Après deux à trois heures de travail en laboratoire, on s’y retrouvait pour prendre un café. L’observateur attentif pouvait remarquer, surtout à la fin du semestre, qu’il y avait là deux espèces bien différentes d’étudiants. Ceux qui portaient des blouses de laboratoire sales et entachées et les autres, ceux qui portaient des blouses parfaitement blanches et stériles. Elles étaient portées par ceux de la chimie physique qui n’ont ni cuisiné, ni distillé, ni filtré ou cristallisé. Eux, ils mesuraient et calculaient. Ces drôles de camarades se comportaient comme: „Voyez, c’est nous qu’on est l’élite“. Des penseurs purs. Des scientifiques véritables. De l’étoffe d’où émanent les futurs lauréats du prix Nobel. Ils nous méprisaient donc, nous les pauvres laborantins. Ils faisaient même attention à ne pas s’asseoir à la même table que nous. Comme insigne distingué, ils portaient des cartes informatiques perforées dans leur poche de poitrine. Matériel idéal pour enregistrer rapidement quelques pensées. Des cartes perforées! Ces étudiants savaient programmer des ordinateurs et étaient autorisés à calculer avec l’ERMETH.
ERMETH signifie (traduit) „Calculateur électronique de l’EPFZ“. L’ERMETH a été l’un des premiers ordinateurs en Europe. Il était situé dans le Poly, et là, ils pouvaient calculer, les messieurs dans leurs blouses bien propres.
L’ERMETH était une machine énorme avec une unité de calcul de 1500 tubes électroniques. La mémoire de travail pesait 1500 kilos. La consommation électrique était de 30 kW. Pour la saisie des données à ERMETH on utilisait les cartes perforées Remington-Rand.
C’était une dame lunatique, l’ERMETH, elle n’était pas toujours très fiable. Lorsque la ligne de tram n° 6 commutait électriquement l’aiguillage de la Rämistrasse à la Tannenstrasse, l’ERMETH rendait l’âme. Et le meilleur moment pour calculer, c’était la nuit, lorsque les trams rentraient vers leurs dépôts.
En moi naissait le désir de passer un semestre avec une blouse de laboratoire blanche et propre et baguenauder avec des cartes perforées dans ma poche de poitrine.

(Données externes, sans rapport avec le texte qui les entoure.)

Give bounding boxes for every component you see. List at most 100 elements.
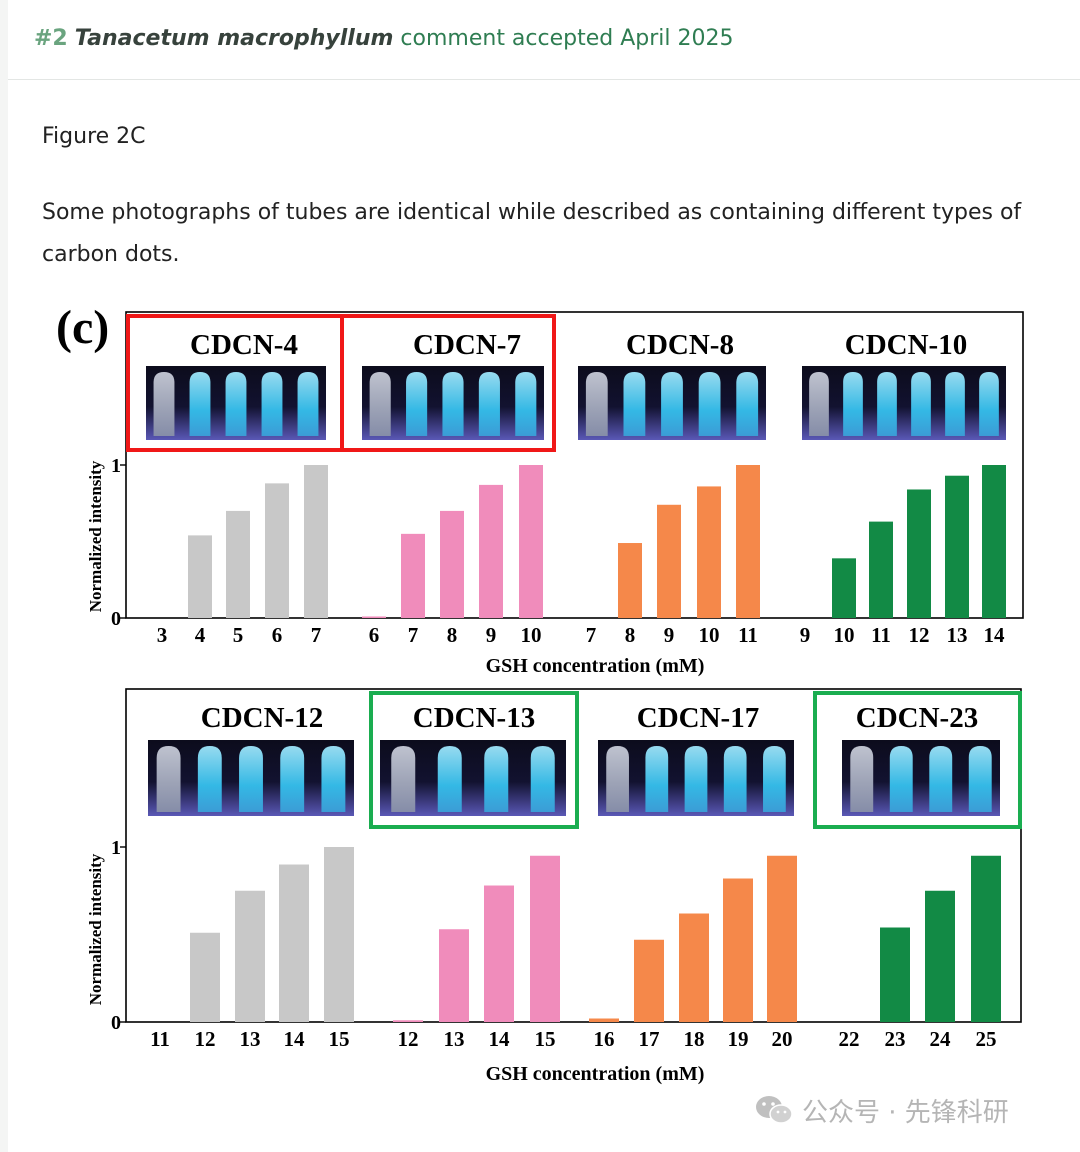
- bar: [723, 878, 753, 1022]
- x-tick-label: 4: [195, 623, 206, 647]
- y-tick-label: 0: [111, 1012, 121, 1034]
- x-tick-label: 19: [728, 1027, 749, 1051]
- x-tick-label: 12: [195, 1027, 216, 1051]
- x-tick-label: 7: [311, 623, 322, 647]
- highlight-box-red: [340, 314, 556, 452]
- sample-tube: [225, 372, 247, 436]
- bar: [393, 1020, 423, 1022]
- sample-tube: [153, 372, 175, 436]
- bar-group-cdcn-13: CDCN-13 12 13 14 15: [369, 691, 579, 1051]
- sample-tube: [197, 746, 222, 812]
- sample-tube: [585, 372, 608, 436]
- bar: [440, 510, 464, 618]
- figure-label: Figure 2C: [42, 124, 146, 149]
- bar: [880, 927, 910, 1022]
- bar: [589, 1018, 619, 1022]
- group-title: CDCN-13: [413, 702, 535, 734]
- bar: [439, 929, 469, 1022]
- x-tick-label: 16: [594, 1027, 615, 1051]
- sample-tube: [606, 746, 629, 812]
- sample-tube: [442, 372, 464, 436]
- y-axis-label: Normalized intensity: [86, 853, 105, 1005]
- x-tick-label: 14: [284, 1027, 306, 1051]
- y-tick-label: 1: [111, 837, 121, 859]
- bar: [188, 535, 212, 618]
- sample-tube: [239, 746, 263, 812]
- chart-frame: [125, 688, 1022, 1023]
- x-tick-label: 18: [684, 1027, 705, 1051]
- bar: [618, 543, 642, 618]
- x-tick-label: 23: [885, 1027, 906, 1051]
- x-tick-label: 25: [976, 1027, 997, 1051]
- watermark-text: 公众号 · 先锋科研: [802, 1097, 1009, 1128]
- x-tick-label: 8: [447, 623, 458, 647]
- sample-tube: [321, 746, 346, 812]
- sample-tube: [877, 372, 897, 436]
- x-tick-label: 12: [909, 623, 930, 647]
- x-tick-label: 5: [233, 623, 244, 647]
- x-tick-label: 13: [947, 623, 968, 647]
- wechat-icon: [756, 1096, 793, 1124]
- bar: [324, 847, 354, 1022]
- bar: [869, 521, 893, 618]
- bar: [304, 465, 328, 618]
- bar: [925, 890, 955, 1022]
- comment-status: comment accepted April 2025: [400, 26, 734, 51]
- sample-tube: [515, 372, 537, 436]
- bar: [484, 885, 514, 1022]
- x-tick-label: 12: [398, 1027, 419, 1051]
- bar-group-cdcn-7: CDCN-7 6 7 8 9 10: [340, 314, 556, 647]
- x-tick-label: 20: [772, 1027, 793, 1051]
- bar: [634, 939, 664, 1022]
- comment-title: #2 Tanacetum macrophyllum comment accept…: [34, 26, 734, 51]
- x-tick-label: 10: [834, 623, 855, 647]
- species-name[interactable]: Tanacetum macrophyllum: [74, 26, 394, 51]
- x-tick-label: 11: [738, 623, 758, 647]
- x-tick-label: 11: [150, 1027, 170, 1051]
- bar: [982, 465, 1006, 618]
- sample-tube: [911, 372, 931, 436]
- sample-tube: [968, 746, 992, 812]
- sample-tube: [156, 746, 181, 812]
- sample-tube: [843, 372, 863, 436]
- bar-group-cdcn-12: CDCN-12 11 12 13 14 15: [148, 702, 354, 1051]
- bar-group-cdcn-4: CDCN-4 3 4 5 6 7: [126, 314, 344, 647]
- highlight-box-green: [813, 691, 1022, 829]
- bar: [697, 486, 721, 618]
- sample-tube: [261, 372, 283, 436]
- sample-tube: [369, 372, 391, 436]
- x-tick-label: 9: [800, 623, 811, 647]
- comment-number: #2: [34, 26, 68, 51]
- group-title: CDCN-8: [626, 329, 734, 361]
- sample-tube: [484, 746, 509, 812]
- highlight-box-green: [369, 691, 579, 829]
- sample-tube: [391, 746, 416, 812]
- sample-tube: [850, 746, 874, 812]
- bar-group-cdcn-8: CDCN-8 7 8 9 10 11: [578, 329, 766, 647]
- x-tick-label: 10: [699, 623, 720, 647]
- bar: [265, 483, 289, 618]
- bar: [235, 890, 265, 1022]
- x-tick-label: 14: [984, 623, 1006, 647]
- bar: [907, 489, 931, 618]
- figure-description: Some photographs of tubes are identical …: [42, 200, 1022, 267]
- sample-tube: [530, 746, 555, 812]
- bar: [767, 855, 797, 1022]
- x-tick-label: 14: [489, 1027, 511, 1051]
- x-tick-label: 6: [369, 623, 380, 647]
- x-tick-label: 15: [535, 1027, 556, 1051]
- x-tick-label: 7: [586, 623, 597, 647]
- group-title: CDCN-17: [637, 702, 759, 734]
- sample-tube: [979, 372, 999, 436]
- sample-tube: [698, 372, 721, 436]
- group-title: CDCN-10: [845, 329, 967, 361]
- bar: [657, 504, 681, 618]
- sample-tube: [736, 372, 759, 436]
- bar: [519, 465, 543, 618]
- bar: [401, 533, 425, 618]
- sample-tube: [763, 746, 786, 812]
- x-tick-label: 17: [639, 1027, 660, 1051]
- sample-tube: [661, 372, 683, 436]
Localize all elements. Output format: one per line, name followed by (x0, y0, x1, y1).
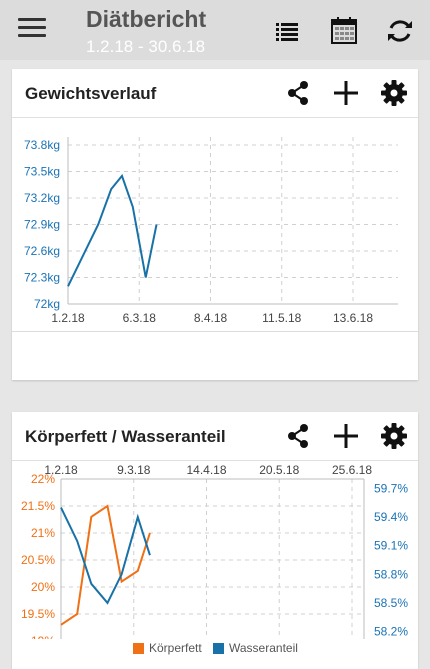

Cet objectif ne fut atteint qu’à moitié. J’ai bien pu écrire ma thèse de diplôme sur l’analyse de la structure des rayons X à l’institut organique. Mais je n’ai jamais eu le droit de jouer avec l’ERMETH. Dans l’institut, il y avait beaucoup de cartes perforées usagées qui traînaient dans les tiroirs. J’en ai fourré quelques-unes dans ma poche. Pendant un court moment, j’ai ainsi appartenu aux étudiants aux blouses de laboratoire propres et leurs cartes perforées.
Quand on m’a appelé, des années plus tard chez Roche, „Herr Doktor“, j’avais une petite règle à calcul dans la poche de ma blouse blanche.